Lafazh mutlak (muthlaq) kemudian
dibatasi (taqyid) dengan kata "mengalir" (masfuhan)
dalam ayat yang lain yaitu QS.Al-An'am: 145, sehingga
yang diharamkan adalah darah yang mengalir.
3.
Mengalihkan
lafazh dari maknanya yang hakiki kepada yang majazi. Seperti pada firman Allah
dalam QS.An-Nisa': 2
وَآتُوا الْيَتَامَى أَمْوَالَهُمْ وَلا تَتَبَدَّلُوا
الْخَبِيثَ بِالطَّيِّبِ وَلا تَأْكُلُوا أَمْوَالَهُمْ إِلَى أَمْوَالِكُمْ
إِنَّهُ كَانَ حُوبًا كَبِيرًا
Artinya: Dan berikanlah kepada
anak-anak yatim (yang sudah balig) harta mereka, jangan kamu menukar yang baik
dengan yang buruk dan jangan kamu Makan harta mereka bersama hartamu. Sesungguhnya
tindakan-tindakan (menukar dan memakan) itu, adalah dosa yang besar.
(QS.An-Nisa': 2).
Ayat
diatas menerangkan untuk menyerahkan harta-harta milik anak yatim, yaitu anak
yang ditinggal mati oleh orang tuanya sebelum mereka baligh. Ayat ini bertentangan
dengan ayat berikutnya QS.An-Nisa': 6
وَابْتَلُوا
الْيَتَامَى حَتَّى إِذَا بَلَغُوا النِّكَاحَ فَإِنْ آنَسْتُمْ مِنْهُمْ رُشْدًا
فَادْفَعُوا إِلَيْهِمْ أَمْوَالَهُمْ
Artinya: Dan ujilah anak yatim itu
sampai mereka cukup umur untuk kawin. kemudian jika menurut pendapatmu mereka
telah cerdas (pandai memelihara harta), Maka serahkanlah kepada mereka
harta-hartanya. (QS.An-Nisa': 6).
Ayat diatas menerangkan untuk
menyerahkan harta-harta milik anak yatim pada saat mereka telah baligh dan
dewasa. Dengan ayat kedua ini, dapat dipahami bahwa yang dimaksud dengan lafazh
yatim pada ayat yang pertama bukan makna hakiki (anak yang ditinggal mati oleh
orang tuanya sebelum mereka baligh) tapi makna majazi yaitu ketika mereka telah
baligh dan dewasa.
4.
Mengalihkan
lafazh dari maknanya yang mengandung wajib menjadi makna yang sunnah. Seperti
perintah untuk mencatat hutang piutang dalam QS. Al-Baqarah: 282 yang bermakna
wajib, kemudian ada dalil (qarinah) dalam ayat lain yang yang
mengalihkannya menjadi sunnah yaitu pada ayat selanjutnya QS. Al-Baqarah: 283.[11]

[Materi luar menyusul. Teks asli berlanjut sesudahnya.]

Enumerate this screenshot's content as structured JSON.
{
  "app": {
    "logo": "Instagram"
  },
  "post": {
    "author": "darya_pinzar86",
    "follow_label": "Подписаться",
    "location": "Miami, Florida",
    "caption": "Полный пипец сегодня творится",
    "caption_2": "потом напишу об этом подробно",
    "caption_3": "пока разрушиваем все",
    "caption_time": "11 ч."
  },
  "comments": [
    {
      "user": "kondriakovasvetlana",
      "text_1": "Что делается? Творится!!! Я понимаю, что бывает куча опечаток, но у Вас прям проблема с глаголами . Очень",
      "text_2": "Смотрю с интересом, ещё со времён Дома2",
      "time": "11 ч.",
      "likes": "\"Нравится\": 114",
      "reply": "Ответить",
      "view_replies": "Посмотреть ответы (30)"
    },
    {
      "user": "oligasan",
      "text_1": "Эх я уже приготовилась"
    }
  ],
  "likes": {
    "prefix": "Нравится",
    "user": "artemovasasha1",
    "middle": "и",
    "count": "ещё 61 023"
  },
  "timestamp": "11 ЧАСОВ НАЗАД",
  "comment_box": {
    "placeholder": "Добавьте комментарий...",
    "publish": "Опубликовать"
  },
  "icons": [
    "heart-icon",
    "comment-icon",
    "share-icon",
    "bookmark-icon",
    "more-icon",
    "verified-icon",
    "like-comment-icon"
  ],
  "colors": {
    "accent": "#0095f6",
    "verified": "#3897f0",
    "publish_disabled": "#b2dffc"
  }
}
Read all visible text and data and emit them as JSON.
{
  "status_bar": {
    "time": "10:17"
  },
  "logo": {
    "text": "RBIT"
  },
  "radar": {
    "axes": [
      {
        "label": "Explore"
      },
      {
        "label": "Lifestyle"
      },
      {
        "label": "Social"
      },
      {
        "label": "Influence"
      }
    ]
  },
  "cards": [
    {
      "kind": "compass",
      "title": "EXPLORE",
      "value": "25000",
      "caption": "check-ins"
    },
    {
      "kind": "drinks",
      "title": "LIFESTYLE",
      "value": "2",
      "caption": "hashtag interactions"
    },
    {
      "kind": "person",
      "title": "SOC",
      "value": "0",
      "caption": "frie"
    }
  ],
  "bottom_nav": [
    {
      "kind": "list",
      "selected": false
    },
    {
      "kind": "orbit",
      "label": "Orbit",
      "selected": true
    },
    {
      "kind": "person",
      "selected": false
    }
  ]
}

Sedangkan bentuk-bentuk ta’wîl itu sendiri sebagaimana dikatakan oleh Amir
Syarifudin adalah sebagai berikut [12]:
1.
Dari segi
diterima atau tidaknya suatu ta’wîl ada dua bentuknya :
a. Ta’wîl Maqbul (التأ ويل المقبول ) atau ta’wîl yang diterima, yaitu ta’wîl yang telah memenuhi syarat-syarat yang disebut
di atas.
b. Ta’wîl ghair al-Maqbul (التأ ويل غير المقبول ) atau ta’wîl yang ditolak, yaitu ta’wîl yang hanya didasarkan kepada selera atau
dorongan lain dan tidak memenuhi syarat yang ditentukan.
2. Dari segi dekat atau jauhnya pengalihan makna lafaz yang di ta’wîl dari makna zahirnya, ta’wîl dibagi kedalam dua bentuk :
a. Ta’wîl Qarib (التأ ويل القريب ), yaitu ta’wîl yang tidak jauh beranjak dari arti zhahirnya,
sehingga dengan petunjuk yang sederhana dapat dipahami maksudnya. Ta’wîl ini termasuk ta’wîl yang diterima.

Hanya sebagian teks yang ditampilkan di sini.